Morte dans l’oubli après trente ans d’internement en asile psychiatrique, il a fallu attendre la fin du XXe siècle pour que Camille Claudel revienne dans la galerie des artistes majeurs du XIXe siècle. L’acharnement de Reine-Marie Paris, sa petite nièce (petite-fille de Paul Claudel), qui a consacré toute son énergie à faire connaître la vie et l’oeuvre de sa grande tante, n’y est pas pour rien. C’est d’un de ses livres qu’a été tiré le film de Bruno Nuytten (Camille Claudel, avec Isabelle Adjani, 1988) qui imposa le personnage auprès du grand public. Quant au marché de l’art, il suit la voie. Le 26 octobre, lors d’une vente aux enchères d’art moderne chez Cornette de Saint Cyr, un marbre daté de 1898-1900, L’Aurore, a été acquis pour la somme de 2,46 millions d’euros. Un record sur le marché français et le deuxième prix sur la scène mondiale pour une oeuvre de Camille Claudel, après le bronze La Valse déjà cité adjugé 6,49millions d’euros chez Sotheby’s Londres en 2013.

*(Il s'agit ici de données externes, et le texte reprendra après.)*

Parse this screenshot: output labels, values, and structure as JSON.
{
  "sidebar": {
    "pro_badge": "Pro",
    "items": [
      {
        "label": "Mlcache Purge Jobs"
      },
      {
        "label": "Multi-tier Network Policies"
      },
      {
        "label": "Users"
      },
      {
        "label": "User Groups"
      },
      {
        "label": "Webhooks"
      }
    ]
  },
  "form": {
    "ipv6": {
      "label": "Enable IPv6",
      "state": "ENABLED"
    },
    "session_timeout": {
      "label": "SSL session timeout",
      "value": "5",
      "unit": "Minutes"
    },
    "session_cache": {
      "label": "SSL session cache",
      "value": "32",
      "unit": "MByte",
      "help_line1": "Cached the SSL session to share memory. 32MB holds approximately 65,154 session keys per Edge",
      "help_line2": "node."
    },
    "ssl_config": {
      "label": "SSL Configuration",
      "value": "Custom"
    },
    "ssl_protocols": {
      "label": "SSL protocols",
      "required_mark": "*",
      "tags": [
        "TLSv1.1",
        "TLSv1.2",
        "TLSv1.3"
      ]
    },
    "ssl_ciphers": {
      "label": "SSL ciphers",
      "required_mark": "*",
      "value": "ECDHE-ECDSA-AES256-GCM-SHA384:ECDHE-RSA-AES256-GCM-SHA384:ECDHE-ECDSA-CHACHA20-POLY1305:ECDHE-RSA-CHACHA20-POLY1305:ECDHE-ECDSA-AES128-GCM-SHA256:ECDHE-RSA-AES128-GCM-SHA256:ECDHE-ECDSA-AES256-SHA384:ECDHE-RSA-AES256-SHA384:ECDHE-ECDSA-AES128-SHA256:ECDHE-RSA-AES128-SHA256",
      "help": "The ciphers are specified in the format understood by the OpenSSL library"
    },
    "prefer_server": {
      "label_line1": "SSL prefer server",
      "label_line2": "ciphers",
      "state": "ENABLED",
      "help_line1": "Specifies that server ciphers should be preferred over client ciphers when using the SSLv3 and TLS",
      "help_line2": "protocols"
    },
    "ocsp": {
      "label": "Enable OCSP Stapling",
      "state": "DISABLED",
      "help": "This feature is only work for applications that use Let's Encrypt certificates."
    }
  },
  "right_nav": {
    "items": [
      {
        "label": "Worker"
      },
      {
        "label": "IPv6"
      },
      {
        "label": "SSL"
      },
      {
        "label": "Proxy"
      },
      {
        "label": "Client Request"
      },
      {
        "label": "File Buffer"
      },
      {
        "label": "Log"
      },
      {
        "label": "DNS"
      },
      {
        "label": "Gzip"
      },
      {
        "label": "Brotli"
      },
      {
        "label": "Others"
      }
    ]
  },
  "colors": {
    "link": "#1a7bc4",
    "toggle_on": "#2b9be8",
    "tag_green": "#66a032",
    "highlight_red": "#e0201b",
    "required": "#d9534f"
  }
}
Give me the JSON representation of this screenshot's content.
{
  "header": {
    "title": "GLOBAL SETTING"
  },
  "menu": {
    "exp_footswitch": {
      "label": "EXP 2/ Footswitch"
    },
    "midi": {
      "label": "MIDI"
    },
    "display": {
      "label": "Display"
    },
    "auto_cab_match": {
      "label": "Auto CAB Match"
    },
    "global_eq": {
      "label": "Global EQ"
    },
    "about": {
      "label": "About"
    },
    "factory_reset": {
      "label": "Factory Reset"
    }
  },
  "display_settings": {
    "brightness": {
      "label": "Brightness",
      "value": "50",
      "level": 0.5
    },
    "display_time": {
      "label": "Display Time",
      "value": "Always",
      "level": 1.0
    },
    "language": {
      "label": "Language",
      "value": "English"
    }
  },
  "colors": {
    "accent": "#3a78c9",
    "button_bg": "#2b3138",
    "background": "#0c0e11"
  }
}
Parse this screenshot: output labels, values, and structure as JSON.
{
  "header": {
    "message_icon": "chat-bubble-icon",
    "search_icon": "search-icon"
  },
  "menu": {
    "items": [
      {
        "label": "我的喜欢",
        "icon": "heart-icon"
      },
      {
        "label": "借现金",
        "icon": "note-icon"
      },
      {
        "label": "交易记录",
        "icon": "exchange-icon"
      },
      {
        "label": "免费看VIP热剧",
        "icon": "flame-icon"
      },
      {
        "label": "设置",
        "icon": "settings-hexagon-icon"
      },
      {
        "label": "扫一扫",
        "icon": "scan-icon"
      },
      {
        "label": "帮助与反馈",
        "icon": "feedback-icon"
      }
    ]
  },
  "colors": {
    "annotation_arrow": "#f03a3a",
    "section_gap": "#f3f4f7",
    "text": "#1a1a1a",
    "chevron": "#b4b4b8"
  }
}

Si l’artiste fascine, la femme et son destin tragique ne laissent pas indifférent. Fascinée très tôt par la sculpture, bravant l’opposition de sa mère, Camille Claudel étudia avec Alfred Boucher (1850-1934), puis avec Auguste Rodin qu’elle rencontra en 1882. Ébloui par son génie, Rodin reconnaîtra avoir été influencé par son « élève » . avec qui il créera de nombreuses sculptures, dont Le Baiser. Mais Camille Claudel veut voler de ses propres ailes. Elle quitte Rodin et entame une longue déchéance d’artiste maudit. Le choc de la mort de son père en 1913, qui s’ajoute à la malnutrition et à un alcoolisme chronique, la fait sombrer dans la démence paranoïaque. Elle est internée le 10 mars à l’asile de Ville-Evrard (Seine-Saint-Denis) puis à l’asile d’aliénés de Montdevergues à Montfavet (Vaucluse) où elle finira ses jours en 1943, vraisemblablement morte de faim. Inhumée en présence du seul personnel de l’hôpital, ses restes seront transférés dans le « carré des fous » d’une fosse commune.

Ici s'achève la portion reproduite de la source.